Впрочем, силу слов он признавал и тогда. Не полностью, но признавал.

В 1843 году он познакомился с негритянским лидером Генри Гарнетом, прочитал его выступление на негритянском съезде: «Лучше все вы погибайте — погибайте немедленно, чем жить в рабстве и передать свое проклятие потомству… Как бы мы все к этому ни стремились, мало надежды на то, что искупление грехов наступит без пролития крови. И если кровь должна пролиться, пусть это произойдет сразу — лучше умереть свободными, чем жить рабами».

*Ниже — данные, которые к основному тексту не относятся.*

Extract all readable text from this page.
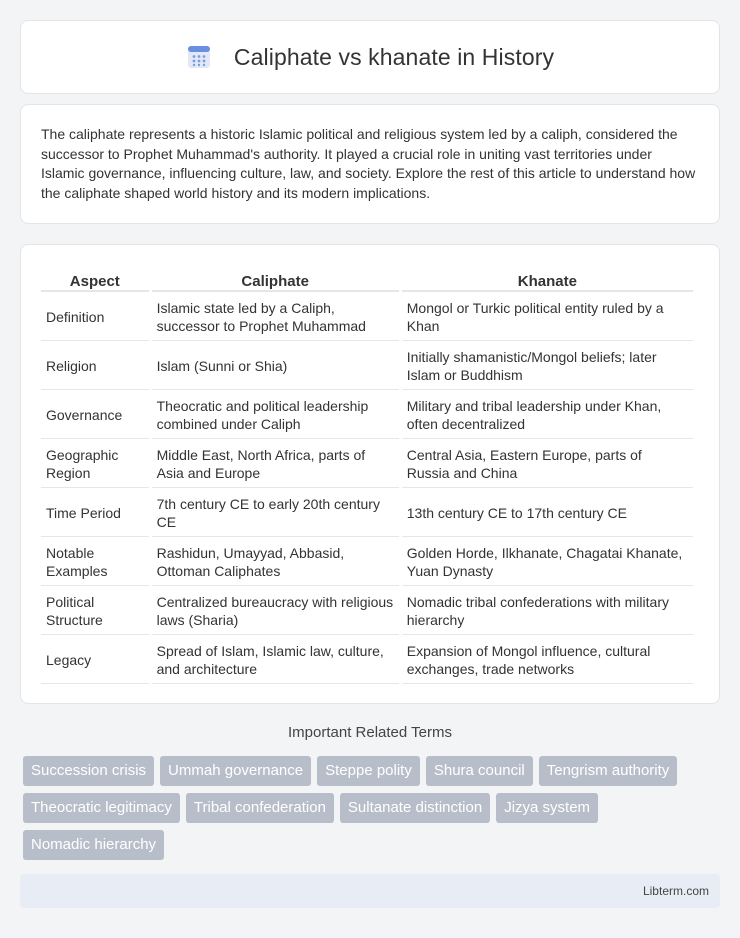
Caliphate vs khanate in History

The caliphate represents a historic Islamic political and religious system led by a caliph, considered the successor to Prophet Muhammad's authority. It played a crucial role in uniting vast territories under Islamic governance, influencing culture, law, and society. Explore the rest of this article to understand how the caliphate shaped world history and its modern implications.

Aspect	Caliphate	Khanate
Definition	Islamic state led by a Caliph, successor to Prophet Muhammad	Mongol or Turkic political entity ruled by a Khan
Religion	Islam (Sunni or Shia)	Initially shamanistic/Mongol beliefs; later Islam or Buddhism
Governance	Theocratic and political leadership combined under Caliph	Military and tribal leadership under Khan, often decentralized
Geographic Region	Middle East, North Africa, parts of Asia and Europe	Central Asia, Eastern Europe, parts of Russia and China
Time Period	7th century CE to early 20th century CE	13th century CE to 17th century CE
Notable Examples	Rashidun, Umayyad, Abbasid, Ottoman Caliphates	Golden Horde, Ilkhanate, Chagatai Khanate, Yuan Dynasty
Political Structure	Centralized bureaucracy with religious laws (Sharia)	Nomadic tribal confederations with military hierarchy
Legacy	Spread of Islam, Islamic law, culture, and architecture	Expansion of Mongol influence, cultural exchanges, trade networks
Important Related Terms
Succession crisis	Ummah governance	Steppe polity	Shura council	Tengrism authority
Theocratic legitimacy	Tribal confederation	Sultanate distinction	Jizya system
Nomadic hierarchy
Libterm.com
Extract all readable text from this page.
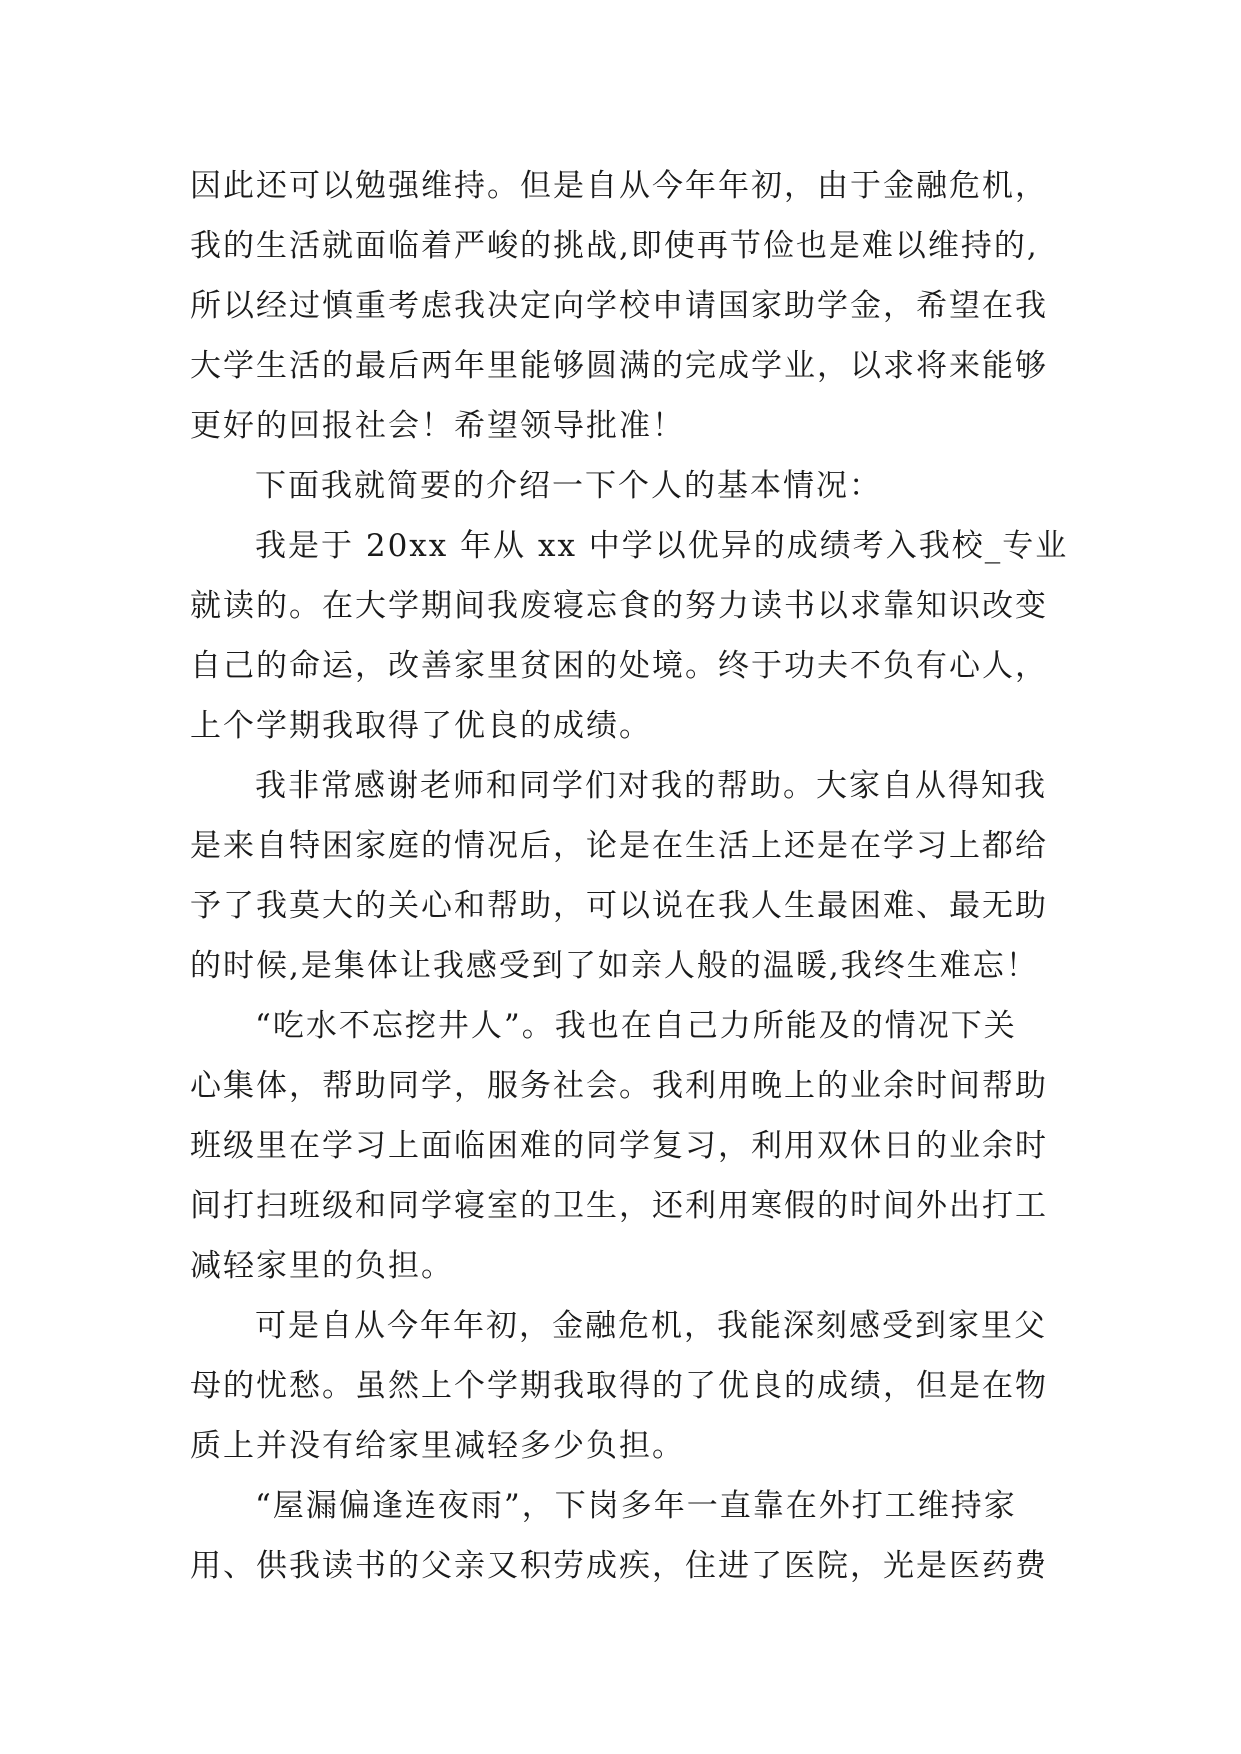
因此还可以勉强维持。但是自从今年年初，由于金融危机，
我的生活就面临着严峻的挑战,即使再节俭也是难以维持的,
所以经过慎重考虑我决定向学校申请国家助学金，希望在我
大学生活的最后两年里能够圆满的完成学业，以求将来能够
更好的回报社会！希望领导批准！
下面我就简要的介绍一下个人的基本情况：
我是于 20xx 年从 xx 中学以优异的成绩考入我校_专业
就读的。在大学期间我废寝忘食的努力读书以求靠知识改变
自己的命运，改善家里贫困的处境。终于功夫不负有心人，
上个学期我取得了优良的成绩。
我非常感谢老师和同学们对我的帮助。大家自从得知我
是来自特困家庭的情况后，论是在生活上还是在学习上都给
予了我莫大的关心和帮助，可以说在我人生最困难、最无助
的时候,是集体让我感受到了如亲人般的温暖,我终生难忘！
“吃水不忘挖井人”。我也在自己力所能及的情况下关
心集体，帮助同学，服务社会。我利用晚上的业余时间帮助
班级里在学习上面临困难的同学复习，利用双休日的业余时
间打扫班级和同学寝室的卫生，还利用寒假的时间外出打工
减轻家里的负担。
可是自从今年年初，金融危机，我能深刻感受到家里父
母的忧愁。虽然上个学期我取得的了优良的成绩，但是在物
质上并没有给家里减轻多少负担。
“屋漏偏逢连夜雨”，下岗多年一直靠在外打工维持家
用、供我读书的父亲又积劳成疾，住进了医院，光是医药费
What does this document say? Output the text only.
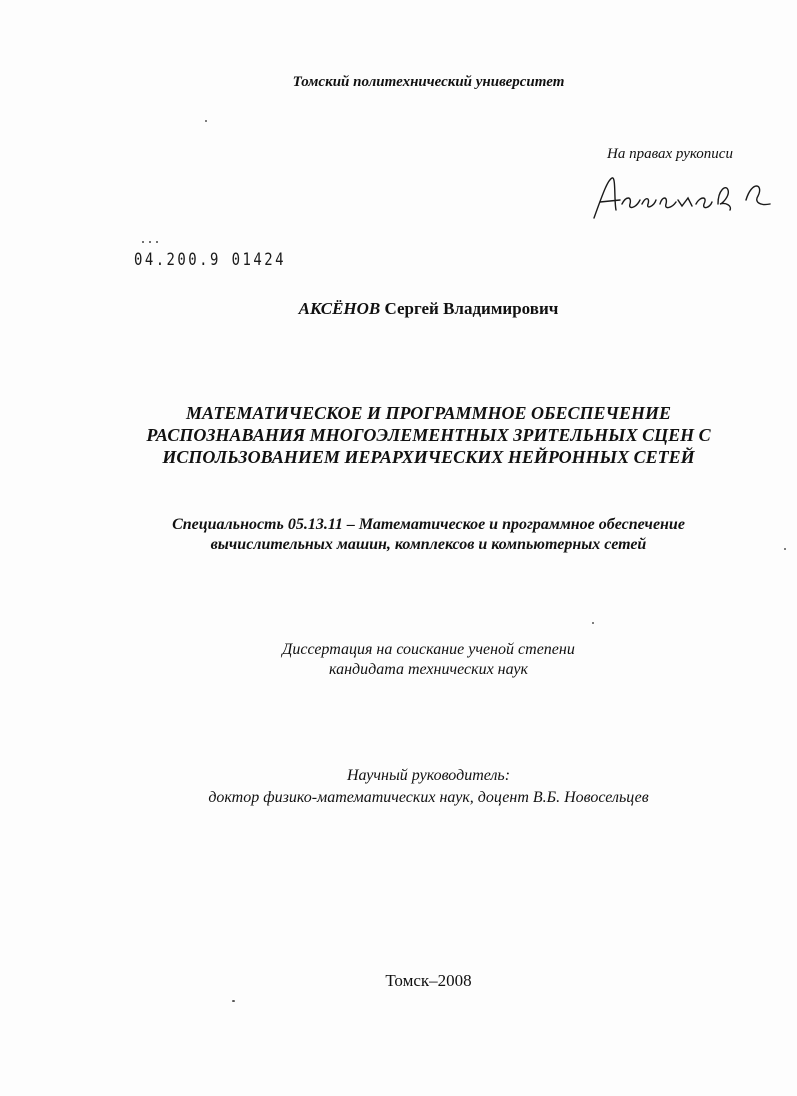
Томский политехнический университет
На правах рукописи
04.200.9 01424
АКСЁНОВ Сергей Владимирович
МАТЕМАТИЧЕСКОЕ И ПРОГРАММНОЕ ОБЕСПЕЧЕНИЕ
РАСПОЗНАВАНИЯ МНОГОЭЛЕМЕНТНЫХ ЗРИТЕЛЬНЫХ СЦЕН С
ИСПОЛЬЗОВАНИЕМ ИЕРАРХИЧЕСКИХ НЕЙРОННЫХ СЕТЕЙ
Специальность 05.13.11 – Математическое и программное обеспечение
вычислительных машин, комплексов и компьютерных сетей
Диссертация на соискание ученой степени
кандидата технических наук
Научный руководитель:
доктор физико-математических наук, доцент В.Б. Новосельцев
Томск–2008
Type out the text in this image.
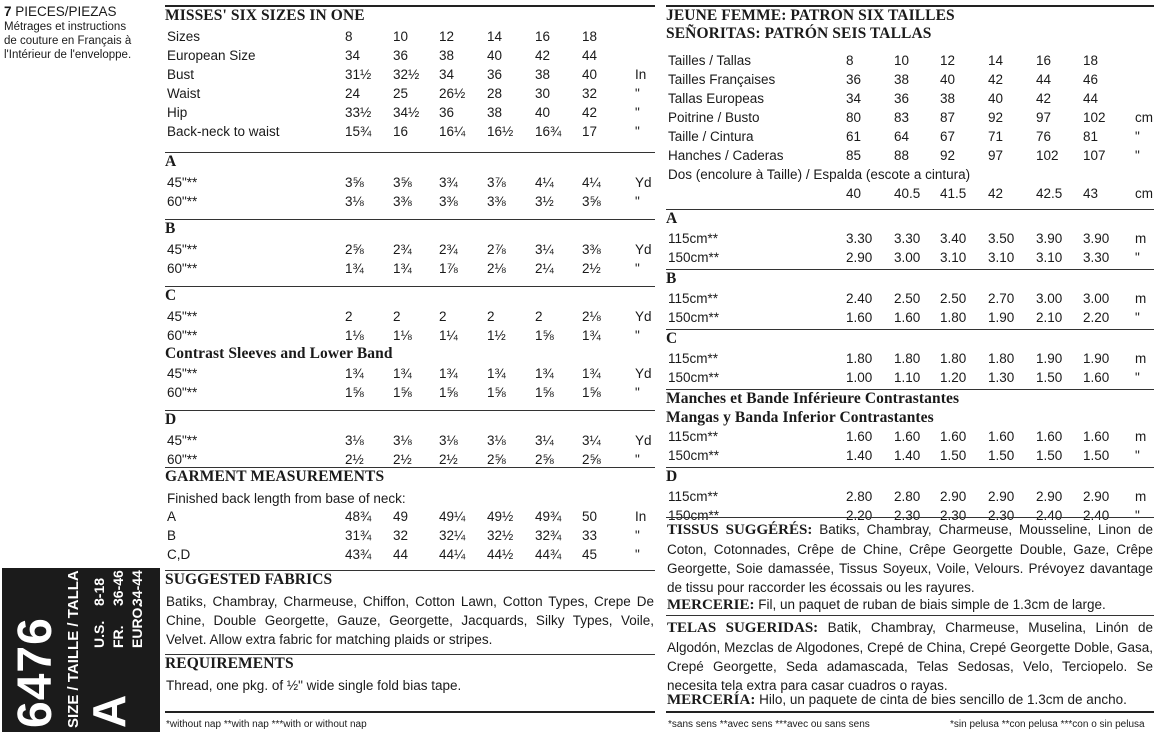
7 PIECES/PIEZAS
Métrages et instructions
de couture en Français à
l'Intérieur de l'enveloppe.
6476 SIZE / TAILLE / TALLA A
U.S.
8-18
FR.
36-46
EURO.
34-44
MISSES' SIX SIZES IN ONE
Sizes	8	10 12 14 16 18
European Size	34 36 38 40 42 44
Bust	31½ 32½ 34 36 38 40	In
Waist	24 25 26½ 28 30 32	"
Hip	33½ 34½ 36 38 40 42	"
Back-neck to waist	15¾ 16 16¼ 16½ 16¾ 17	"
A
45"**	3⅝ 3⅝ 3¾ 3⅞ 4¼ 4¼	Yd
60"**	3⅛ 3⅜ 3⅜ 3⅜ 3½ 3⅝	"
B
45"**	2⅝ 2¾ 2¾ 2⅞ 3¼ 3⅜	Yd
60"**	1¾ 1¾ 1⅞ 2⅛ 2¼ 2½	"
C
45"**	2	2	2	2	2	2⅛	Yd
60"**	1⅛ 1⅛ 1¼ 1½ 1⅝ 1¾	"
Contrast Sleeves and Lower Band
45"**	1¾ 1¾ 1¾ 1¾ 1¾ 1¾	Yd
60"**	1⅝ 1⅝ 1⅝ 1⅝ 1⅝ 1⅝	"
D
45"**	3⅛ 3⅛ 3⅛ 3⅛ 3¼ 3¼	Yd
60"**	2½ 2½ 2½ 2⅝ 2⅝ 2⅝	"
GARMENT MEASUREMENTS
Finished back length from base of neck:
A	48¾ 49 49¼ 49½ 49¾ 50	In
B	31¾ 32 32¼ 32½ 32¾ 33	"
C,D	43¾ 44 44¼ 44½ 44¾ 45	"
SUGGESTED FABRICS
Batiks, Chambray, Charmeuse, Chiffon, Cotton Lawn, Cotton Types, Crepe De Chine, Double Georgette, Gauze, Georgette, Jacquards, Silky Types, Voile, Velvet. Allow extra fabric for matching plaids or stripes.
REQUIREMENTS
Thread, one pkg. of ½" wide single fold bias tape.
*without nap **with nap ***with or without nap
JEUNE FEMME: PATRON SIX TAILLES
SEÑORITAS: PATRÓN SEIS TALLAS
Tailles / Tallas	8	10 12 14 16 18
Tailles Françaises	36 38 40 42 44 46
Tallas Europeas	34 36 38 40 42 44
Poitrine / Busto	80 83 87 92 97 102 cm
Taille / Cintura	61 64 67 71 76 81	"
Hanches / Caderas	85 88 92 97 102 107 "
Dos (encolure à Taille) / Espalda (escote a cintura)
40 40.5 41.5 42 42.5 43	cm
A
115cm**	3.30 3.30 3.40 3.50 3.90 3.90 m
150cm**	2.90 3.00 3.10 3.10 3.10 3.30 "
B
115cm**	2.40 2.50 2.50 2.70 3.00 3.00 m
150cm**	1.60 1.60 1.80 1.90 2.10 2.20 "
C
115cm**	1.80 1.80 1.80 1.80 1.90 1.90 m
150cm**	1.00 1.10 1.20 1.30 1.50 1.60 "
Manches et Bande Inférieure Contrastantes
Mangas y Banda Inferior Contrastantes
115cm**	1.60 1.60 1.60 1.60 1.60 1.60 m
150cm**	1.40 1.40 1.50 1.50 1.50 1.50 "
D
115cm**	2.80 2.80 2.90 2.90 2.90 2.90 m
150cm**	2.20 2.30 2.30 2.30 2.40 2.40 "
TISSUS SUGGÉRÉS: Batiks, Chambray, Charmeuse, Mousseline, Linon de Coton, Cotonnades, Crêpe de Chine, Crêpe Georgette Double, Gaze, Crêpe Georgette, Soie damassée, Tissus Soyeux, Voile, Velours. Prévoyez davantage de tissu pour raccorder les écossais ou les rayures.
MERCERIE: Fil, un paquet de ruban de biais simple de 1.3cm de large.
TELAS SUGERIDAS: Batik, Chambray, Charmeuse, Muselina, Linón de Algodón, Mezclas de Algodones, Crepé de China, Crepé Georgette Doble, Gasa, Crepé Georgette, Seda adamascada, Telas Sedosas, Velo, Terciopelo. Se necesita tela extra para casar cuadros o rayas.
MERCERÍA: Hilo, un paquete de cinta de bies sencillo de 1.3cm de ancho.
*sans sens **avec sens ***avec ou sans sens	*sin pelusa **con pelusa ***con o sin pelusa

Большинство участников съезда не поддержали такой позиции, и съезд решил не публиковать этот призыв.

Браун не разделял в то время взглядов Гарнета, но его сила, его убежденная страстность так захватили его, что он опубликовал брошюру Гарнета на свои собственные средства.

Брауну было необыкновенно трудно, почти невозможно думать одно, говорить одно, а жить продолжать по-прежнему, молча взирать на неизменность сложившихся порядков. Несмотря на слова. Вопреки словам.

От непонимания, что, как надо делать, от бессилия сделать не хотелось ни читать, ни говорить, ни участвовать в собраниях.

Он — делатель. А дела себе по росту еще не видел.

3

Сегодня вечером он не усидит дома. Сегодня все жители, все мужчины во всяком случае, будут смотреть сеанс гипноза.